Como operações eficientes reduzem erros a quase zero
Restaurantes que conseguiram reduzir drasticamente a taxa de erros de pedido têm, em geral, uma característica em comum: eliminaram ou minimizaram as etapas de transcrição manual.
Quando o fluxo de atendimento vai direto do cliente para a comanda — sem passar por uma anotação intermediária feita por humano — as oportunidades de erro caem proporcionalmente. Sistemas que registram o pedido exatamente como o cliente o fez, inclusive com as personalizações, e formatam automaticamente a comanda para a cozinha, produzem um resultado consistentemente mais preciso do que o atendimento manual em volume alto.
Isso não significa que o atendimento humano seja incompetente. Significa que o ser humano não foi projetado para transcrever dezenas de pedidos simultâneos com 100% de fidelidade, especialmente em ambientes de alta pressão e múltiplas interrupções.
A solução estrutural para o problema dos erros de pedido não está em treinar melhor os atendentes — está em redesenhar o fluxo para que as etapas mais propensas a erro sejam automatizadas ou eliminadas.
A conta que fecha no final do mês
Um restaurante que processa 200 pedidos por mês com taxa de erro de 3% — o que é considerado baixo no setor — tem em média 6 pedidos errados por mês. Usando o cálculo apresentado anteriormente, isso representa um custo recorrente de aproximadamente R$ 4.700,00 por mês em consequências diretas e indiretas.
Ao longo de um ano, são mais de R$ 56.000,00 drenados de uma operação por erros que, em sua maioria, poderiam ter sido evitados.
Para a maioria dos restaurantes, esse número é maior do que o investimento anual em qualquer melhoria de processo ou tecnologia que poderia ter prevenido esses erros em primeiro lugar.
Conclusão
O erro de pedido é tratado como inevitável na maioria das operações de delivery. E de fato, algum nível de imperfeição é inerente a qualquer processo que envolva pessoas. O problema não é a existência do erro — é a subestimação sistemática do seu custo real.
Quando se coloca na conta não apenas o reembolso ou o reenvio, mas o insumo desperdiçado, o tempo de equipe, o cliente perdido e o impacto na avaliação, o erro de pedido deixa de ser um inconveniente operacional e passa a ser um problema financeiro sério — e tratável.

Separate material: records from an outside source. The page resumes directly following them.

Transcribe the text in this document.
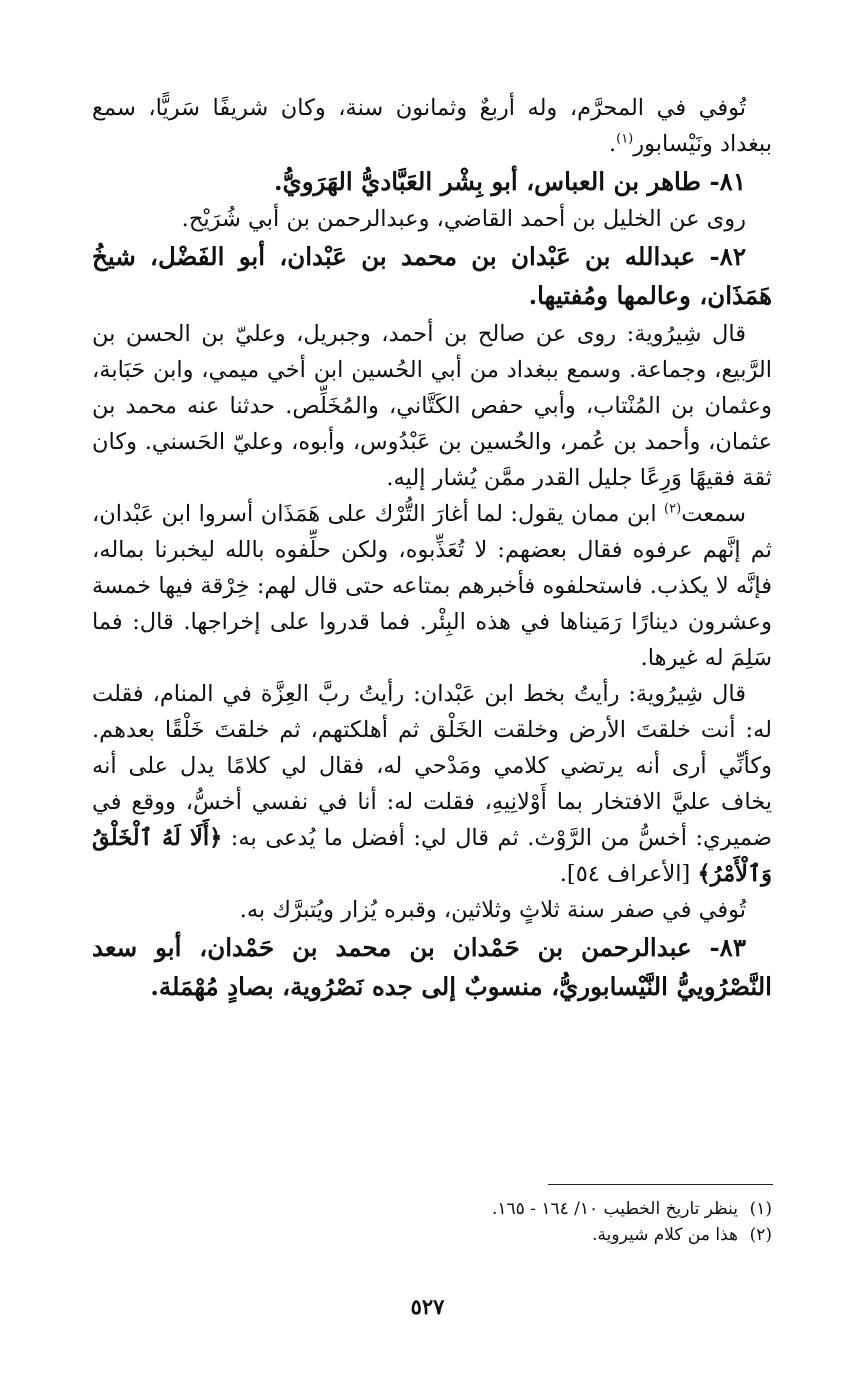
تُوفي في المحرَّم، وله أربعٌ وثمانون سنة، وكان شريفًا سَريًّا، سمع ببغداد ونَيْسابور$^{(١)}$.

٨١- طاهر بن العباس، أبو بِشْر العَبَّاديُّ الهَرَويُّ.

روى عن الخليل بن أحمد القاضي، وعبدالرحمن بن أبي شُرَيْح.

٨٢- عبدالله بن عَبْدان بن محمد بن عَبْدان، أبو الفَضْل، شيخُ هَمَذَان، وعالمها ومُفتيها.

قال شِيرُوية: روى عن صالح بن أحمد، وجبريل، وعليّ بن الحسن بن الرَّبيع، وجماعة. وسمع ببغداد من أبي الحُسين ابن أخي ميمي، وابن حَبَابة، وعثمان بن المُنْتاب، وأبي حفص الكَتَّاني، والمُخَلِّص. حدثنا عنه محمد بن عثمان، وأحمد بن عُمر، والحُسين بن عَبْدُوس، وأبوه، وعليّ الحَسني. وكان ثقة فقيهًا وَرِعًا جليل القدر ممَّن يُشار إليه.

سمعت$^{(٢)}$ ابن ممان يقول: لما أغارَ التُّرْك على هَمَذَان أسروا ابن عَبْدان، ثم إنَّهم عرفوه فقال بعضهم: لا تُعَذِّبوه، ولكن حلِّفوه بالله ليخبرنا بماله، فإنَّه لا يكذب. فاستحلفوه فأخبرهم بمتاعه حتى قال لهم: خِرْقة فيها خمسة وعشرون دينارًا رَمَيناها في هذه البِئْر. فما قدروا على إخراجها. قال: فما سَلِمَ له غيرها.

قال شِيرُوية: رأيتُ بخط ابن عَبْدان: رأيتُ ربَّ العِزَّة في المنام، فقلت له: أنت خلقتَ الأرض وخلقت الخَلْق ثم أهلكتهم، ثم خلقتَ خَلْقًا بعدهم. وكأنِّي أرى أنه يرتضي كلامي ومَدْحي له، فقال لي كلامًا يدل على أنه يخاف عليَّ الافتخار بما أَوْلانِيهِ، فقلت له: أنا في نفسي أخسُّ، ووقع في ضميري: أخسُّ من الرَّوْث. ثم قال لي: أفضل ما يُدعى به: ﴿أَلَا لَهُ ٱلْخَلْقُ وَٱلْأَمْرُ﴾ [الأعراف ٥٤].

تُوفي في صفر سنة ثلاثٍ وثلاثين، وقبره يُزار ويُتبرَّك به.

٨٣- عبدالرحمن بن حَمْدان بن محمد بن حَمْدان، أبو سعد النَّصْرُوييُّ النَّيْسابوريُّ، منسوبٌ إلى جده نَصْرُوية، بصادٍ مُهْمَلة.

(١)ينظر تاريخ الخطيب ١٠/ ١٦٤ - ١٦٥.

(٢)هذا من كلام شيروية.

٥٢٧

A primeira etapa para tratar qualquer problema é medir o seu custo com precisão. A conta apresentada neste artigo é um ponto de partida. Adaptá-la à realidade específica da sua operação é o exercício que pode mudar a forma como você enxerga o processo de atendimento.
Referências
GOODMAN, John A. Strategic customer service: managing the customer experience to increase positive word of mouth, build loyalty, and maximize profits. New York: AMACOM, 2009.

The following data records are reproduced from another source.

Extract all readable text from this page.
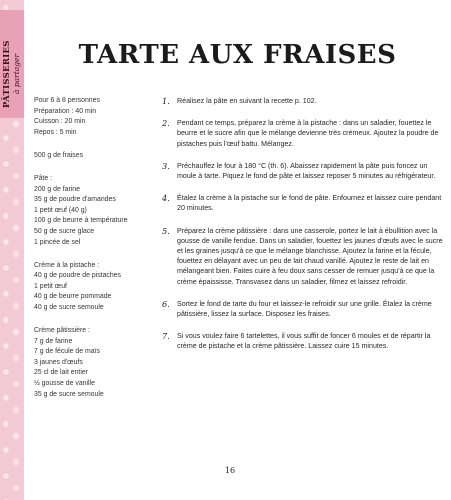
PÂTISSERIES
à partager	TARTE AUX FRAISES
Pour 6 à 8 personnes
Préparation : 40 min
Cuisson : 20 min
Repos : 5 min
500 g de fraises
Pâte :
200 g de farine
35 g de poudre d'amandes
1 petit œuf (40 g)
100 g de beurre à température
50 g de sucre glace
1 pincée de sel
Crème à la pistache :
40 g de poudre de pistaches
1 petit œuf
40 g de beurre pommade
40 g de sucre semoule
Crème pâtissière :
7 g de farine
7 g de fécule de maïs
3 jaunes d'œufs
25 cl de lait entier
½ gousse de vanille
35 g de sucre semoule
1. Réalisez la pâte en suivant la recette p. 102.
2. Pendant ce temps, préparez la crème à la pistache : dans un saladier, fouettez le beurre et le sucre afin que le mélange devienne très crémeux. Ajoutez la poudre de pistaches puis l'œuf battu. Mélangez.
3. Préchauffez le four à 180 °C (th. 6). Abaissez rapidement la pâte puis foncez un moule à tarte. Piquez le fond de pâte et laissez reposer 5 minutes au réfrigérateur.
4. Étalez la crème à la pistache sur le fond de pâte. Enfournez et laissez cuire pendant 20 minutes.
5. Préparez la crème pâtissière : dans une casserole, portez le lait à ébullition avec la gousse de vanille fendue. Dans un saladier, fouettez les jaunes d'œufs avec le sucre et les graines jusqu'à ce que le mélange blanchisse. Ajoutez la farine et la fécule, fouettez en délayant avec un peu de lait chaud vanillé. Ajoutez le reste de lait en mélangeant bien. Faites cuire à feu doux sans cesser de remuer jusqu'à ce que la crème épaississe. Transvasez dans un saladier, filmez et laissez refroidir.
6. Sortez le fond de tarte du four et laissez-le refroidir sur une grille. Étalez la crème pâtissière, lissez la surface. Disposez les fraises.
7. Si vous voulez faire 6 tartelettes, il vous suffit de foncer 6 moules et de répartir la crème de pistache et la crème pâtissière. Laissez cuire 15 minutes.
16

LUCA, Michael. Reviews, reputation, and revenue: the case of Yelp.com. Harvard Business School Working Paper, n. 12-016, 2016.
REICHHELD, Frederick F. The one number you need to grow. Harvard Business Review, Boston, v. 81, n. 12, p. 46-54, dez. 2003.

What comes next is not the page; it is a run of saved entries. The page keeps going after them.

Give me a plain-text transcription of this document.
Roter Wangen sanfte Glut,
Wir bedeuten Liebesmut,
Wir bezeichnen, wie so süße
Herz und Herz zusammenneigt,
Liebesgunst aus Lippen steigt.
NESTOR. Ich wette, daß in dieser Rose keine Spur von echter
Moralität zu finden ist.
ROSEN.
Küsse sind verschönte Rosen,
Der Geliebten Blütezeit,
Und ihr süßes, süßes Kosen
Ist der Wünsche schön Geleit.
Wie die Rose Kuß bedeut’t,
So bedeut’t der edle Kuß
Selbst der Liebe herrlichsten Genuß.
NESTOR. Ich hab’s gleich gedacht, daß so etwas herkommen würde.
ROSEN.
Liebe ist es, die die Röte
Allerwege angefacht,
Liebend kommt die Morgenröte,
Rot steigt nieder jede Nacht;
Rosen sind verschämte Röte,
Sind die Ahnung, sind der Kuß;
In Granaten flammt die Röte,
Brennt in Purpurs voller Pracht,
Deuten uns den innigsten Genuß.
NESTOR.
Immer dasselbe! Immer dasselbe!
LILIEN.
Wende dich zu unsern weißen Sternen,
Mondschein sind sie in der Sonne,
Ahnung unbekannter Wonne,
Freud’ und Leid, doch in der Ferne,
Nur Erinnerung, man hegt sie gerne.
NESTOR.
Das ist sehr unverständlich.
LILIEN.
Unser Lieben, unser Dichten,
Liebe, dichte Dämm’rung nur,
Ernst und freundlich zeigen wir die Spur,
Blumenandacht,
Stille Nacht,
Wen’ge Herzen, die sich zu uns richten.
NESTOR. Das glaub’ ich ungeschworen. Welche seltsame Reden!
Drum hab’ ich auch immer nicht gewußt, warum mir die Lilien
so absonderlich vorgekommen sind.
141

TARP WORLDWIDE. Consumer complaint handling in America: an update study. Washington, DC: White House Office of Consumer Affairs, 1986. (Atualizado em estudos subsequentes, 2007.)
ABRASEL — Associação Brasileira de Bares e Restaurantes. Indicadores de qualidade no setor de food service. São Paulo: ABRASEL, 2024.
SEBRAE. Gestão de processos e qualidade no setor de alimentação. Brasília: Serviço Brasileiro de Apoio às Micro e Pequenas Empresas, 2024.